Food waste is a big concern in many parts of the world. It is estimated that somewhere around 40% of all food that is purchased and prepared is then discarded; either because it has gone bad or because it simply doesn’t look good. This, mind you, is happening in a world where 1.2 billion people are below the poverty line and almost 800 million are downright starving to death.
Moreover, arable land takes up 40% of the entire landmass; not to mention all the grazing lands needed for cattle and other farm animals. More than half of the world’s potable water is used in agriculture as irrigation, leading to many regions severely lacking in it. Lake Aral (the largest lake after the Caspian Sea) was drained this way.
Nevertheless, the point is that agriculture pays an important role in the development of our future developments and big reforms in the matter must be made. It is no longer sustainable for us to follow the exact same way as we did up until now.

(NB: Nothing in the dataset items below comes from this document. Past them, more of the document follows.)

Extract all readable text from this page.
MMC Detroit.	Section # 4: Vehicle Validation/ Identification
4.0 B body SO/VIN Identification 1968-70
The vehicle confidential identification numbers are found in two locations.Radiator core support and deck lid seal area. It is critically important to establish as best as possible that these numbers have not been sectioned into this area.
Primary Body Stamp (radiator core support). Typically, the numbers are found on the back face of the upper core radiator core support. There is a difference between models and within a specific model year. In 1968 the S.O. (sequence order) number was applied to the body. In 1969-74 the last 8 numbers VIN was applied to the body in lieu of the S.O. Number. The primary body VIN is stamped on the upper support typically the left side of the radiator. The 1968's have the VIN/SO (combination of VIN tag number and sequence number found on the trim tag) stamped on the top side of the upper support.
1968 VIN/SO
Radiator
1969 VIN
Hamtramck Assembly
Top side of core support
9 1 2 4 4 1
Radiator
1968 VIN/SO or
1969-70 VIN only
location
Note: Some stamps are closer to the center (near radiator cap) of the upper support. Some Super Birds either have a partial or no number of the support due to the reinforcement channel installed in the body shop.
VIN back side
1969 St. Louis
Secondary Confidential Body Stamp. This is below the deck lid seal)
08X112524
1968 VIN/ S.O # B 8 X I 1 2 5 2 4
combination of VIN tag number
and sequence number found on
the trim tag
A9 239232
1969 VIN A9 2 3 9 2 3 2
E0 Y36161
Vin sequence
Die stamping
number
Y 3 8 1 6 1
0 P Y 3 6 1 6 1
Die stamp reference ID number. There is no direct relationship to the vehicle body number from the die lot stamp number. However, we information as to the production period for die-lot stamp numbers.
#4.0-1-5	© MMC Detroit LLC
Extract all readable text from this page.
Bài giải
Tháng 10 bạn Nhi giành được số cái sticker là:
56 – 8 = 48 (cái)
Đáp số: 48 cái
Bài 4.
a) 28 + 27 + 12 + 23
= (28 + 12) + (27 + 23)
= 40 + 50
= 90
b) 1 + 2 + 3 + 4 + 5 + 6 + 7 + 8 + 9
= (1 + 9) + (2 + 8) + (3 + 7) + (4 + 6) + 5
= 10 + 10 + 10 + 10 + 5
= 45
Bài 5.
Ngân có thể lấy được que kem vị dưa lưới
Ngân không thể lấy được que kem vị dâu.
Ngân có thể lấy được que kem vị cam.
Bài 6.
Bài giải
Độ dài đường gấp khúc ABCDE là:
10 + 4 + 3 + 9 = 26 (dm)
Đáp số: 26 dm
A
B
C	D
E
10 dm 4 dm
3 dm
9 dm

That’s why, during the last UN Summit, Secretary-General Ban Ki-moon, French President Francois Hollande, and Peruvian President Ollanta Humala among other 30 world leaders were served scraps for lunch. The “Landfill Lunch” as it was called, had the purpose of raising awareness of our own wastefulness when it comes to food. Former White House Chef Sam Kass and fellow Chef Dan Barber prepared the delectable lunch which featured everything from a salad made from vegetable scraps and veggie burgers made from leftover pulp from juicing, to a “cocoa husk custard” dessert created with parts of the cocoa bean normally discarded when making chocolate.
A new system for reducing food wastefulness is crucial; especially given the current day circumstances, as well as finding new ways of reducing the surface area arable land takes up at the present day. But in order for this to happen, first we humanity as a whole need to eradicate the threat of starvation in the world.